If there was a compromise or a confession of judgment, the facts supporting the claim are irrelevant, however, it is worth noting that claimant’s allegation of work related hepatitis is based solely on a letter in the record but not introduced into evidence from Dr. Catherine J. Murray, dated March 23, 1992 and addressed “To Whom It May Concern”, which reads as follows:

“I have been seeing Lloyd Price since October of 1991. He has chronic hepatitis “C” with chronic active hepatitis.”
“His only risk factor for this was contact with blood products experienced as a fireman. This makes it highly likely that this was contracted at work.”

Claimant was never examined by the City and never deposed. Why then would the City place itself at risk for future disability claims by a confession of judgment that claimant’s condition was work related?

What is clear is that an oral agreement was entered into by Bates to pay claimant’s related medical bills. There was no confession of judgment by the City in the proceedings that plaintiff has hepatitis or that it was work related.

Had the Court set this matter for a hearing on the merits and properly notified the City, and had the claimant introduced the doctor’s report and the Bates’ letter into evidence, it would have been appropriate for the Administrative Hearing Officer to have rendered a judgment on the merits in favor of claimant and against the City. This was not done. It came before the court on a rule to force the city attorney to sign the compromise documents.

The majority also dismisses the City’s claim that it was not served with the order of *841the Administrative Hearing Officer setting the Rule to Show Cause.

Citing La.Code Civ.Proe.Ann. art. 2004 (West 1990) they find that the City must bring a separate action of nullity. This matter is on appeal and any error of record, not requiring further evidence, called. to this court’s attention is properly before the court and must be considered. See La.Code Civ. Proc.Ann. arts. 2005 (West 1990) and 2164 (West 1961).

The claimant’s petition was served through William Aaron, City Attorney. It was answered by Rosenbush Claims Service. On October 20,1992, the Administrative Hearing Officer sent notice to Milton Osborne, City Attorney, that the matter was continued until November 2, 1992 for submission of a joint petition for settlement.

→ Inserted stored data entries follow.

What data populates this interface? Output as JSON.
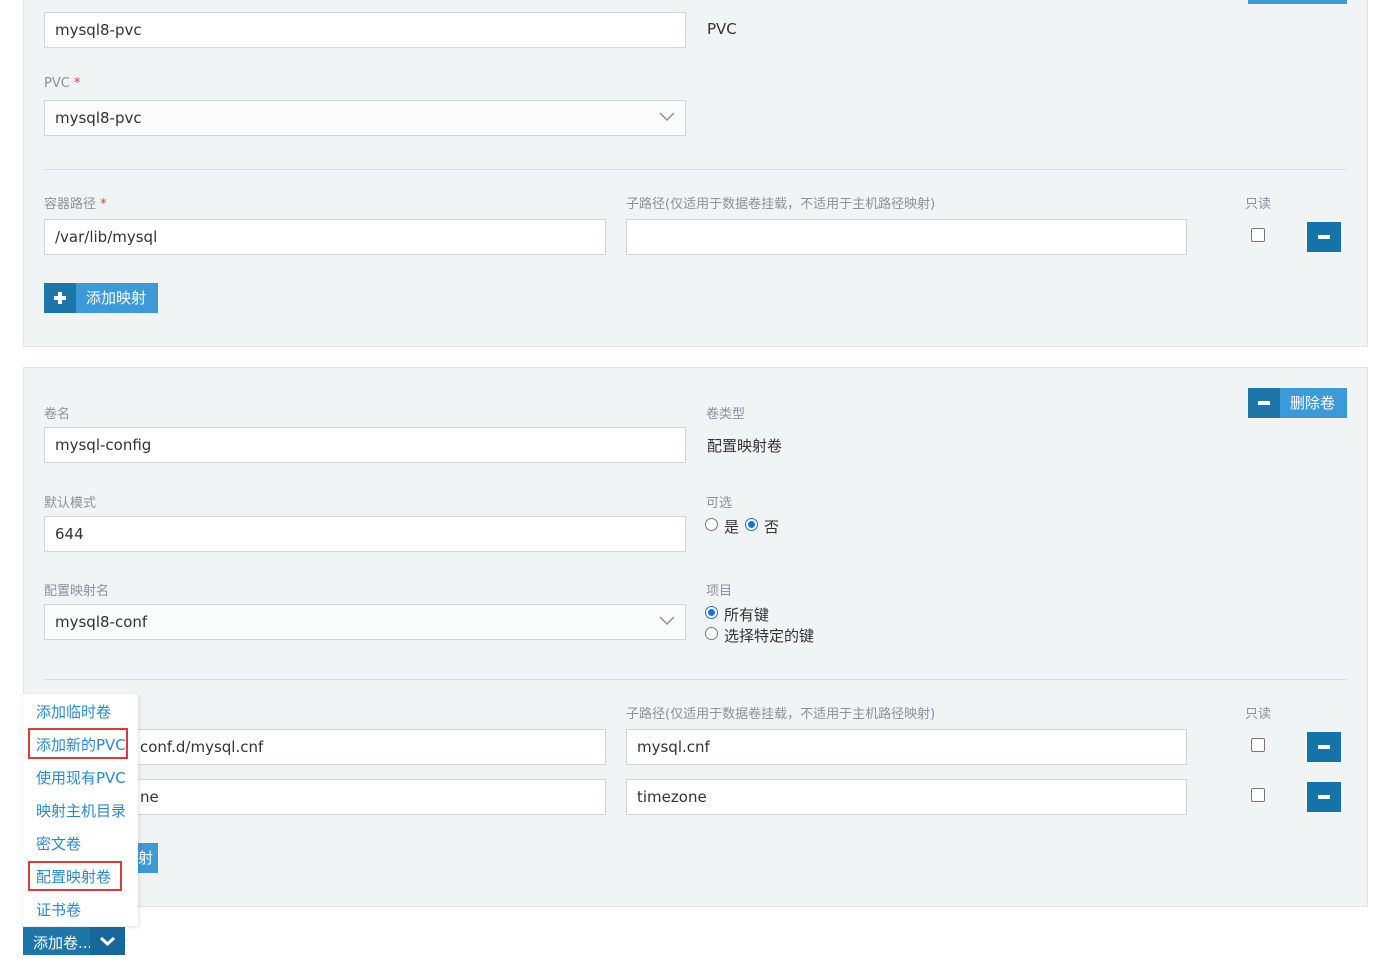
{
  "panel1": {
    "name_value": "mysql8-pvc",
    "type_value": "PVC",
    "pvc_label": "PVC",
    "pvc_selected": "mysql8-pvc",
    "container_path_label": "容器路径",
    "subpath_label": "子路径(仅适用于数据卷挂载，不适用于主机路径映射)",
    "readonly_label": "只读",
    "mount_path": "/var/lib/mysql",
    "mount_subpath": "",
    "add_mapping": "添加映射"
  },
  "panel2": {
    "name_label": "卷名",
    "name_value": "mysql-config",
    "type_label": "卷类型",
    "type_value": "配置映射卷",
    "delete_label": "删除卷",
    "default_mode_label": "默认模式",
    "default_mode_value": "644",
    "optional_label": "可选",
    "optional_yes": "是",
    "optional_no": "否",
    "configmap_label": "配置映射名",
    "configmap_selected": "mysql8-conf",
    "items_label": "项目",
    "items_all": "所有键",
    "items_specific": "选择特定的键",
    "subpath_label": "子路径(仅适用于数据卷挂载，不适用于主机路径映射)",
    "readonly_label": "只读",
    "rows": [
      {
        "path": "conf.d/mysql.cnf",
        "subpath": "mysql.cnf"
      },
      {
        "path": "ne",
        "subpath": "timezone"
      }
    ],
    "add_mapping_partial": "射"
  },
  "dropdown": {
    "items": [
      "添加临时卷",
      "添加新的PVC",
      "使用现有PVC",
      "映射主机目录",
      "密文卷",
      "配置映射卷",
      "证书卷"
    ]
  },
  "add_volume_button": "添加卷..."
}
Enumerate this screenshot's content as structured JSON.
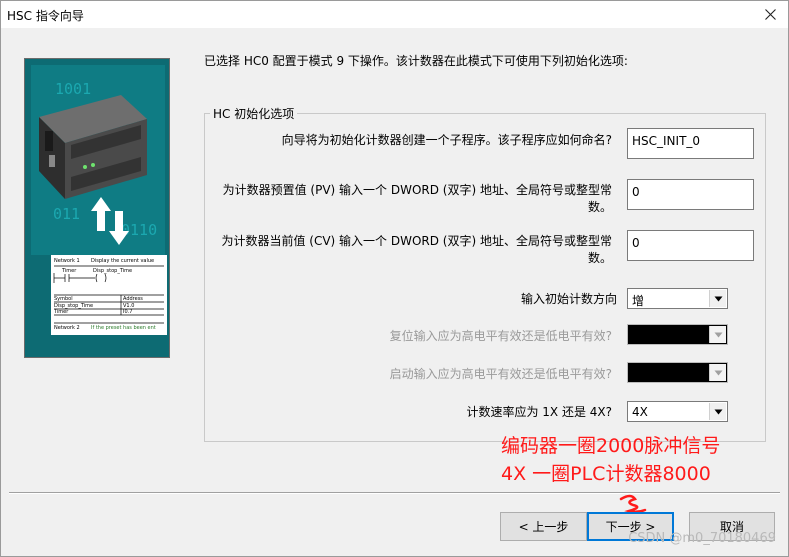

Not until claimant’s counsel filed on November 10, 1992, the Rule to Show Cause and filed there with Bates’ October 19, 1992 letter to her, does Bates name appear anywhere in these proceedings. Irrespective of the City’s later motion to substitute counsel of record, Bates was never counsel of record in this matter. He made no appearance and no pleading bears his name. He was an attorney in the City Attorney’s Office with whom counsel for claimant conferred. After sending the letter of October 19th, he advised claimant’s counsel on November 13, 1992, that he had been instructed not to proceed with the “compromise”. Claimant’s counsel’s letter of November 23, 1992 to Bates advising him that the Rule to Show Cause was set for December 4th, does not satisfy the requirement of notice to the City under La.Code Civ.Proc.Ann. arts. 1313,1314 (West 1984) and 1571 (West 1990) or the Administrative Procedure Act, La.Rev.Stat. Ann. § 49:950 (West 1987).

I would vacate the judgment of the Administrative Hearing Officer and remand the case for a trial on the merits.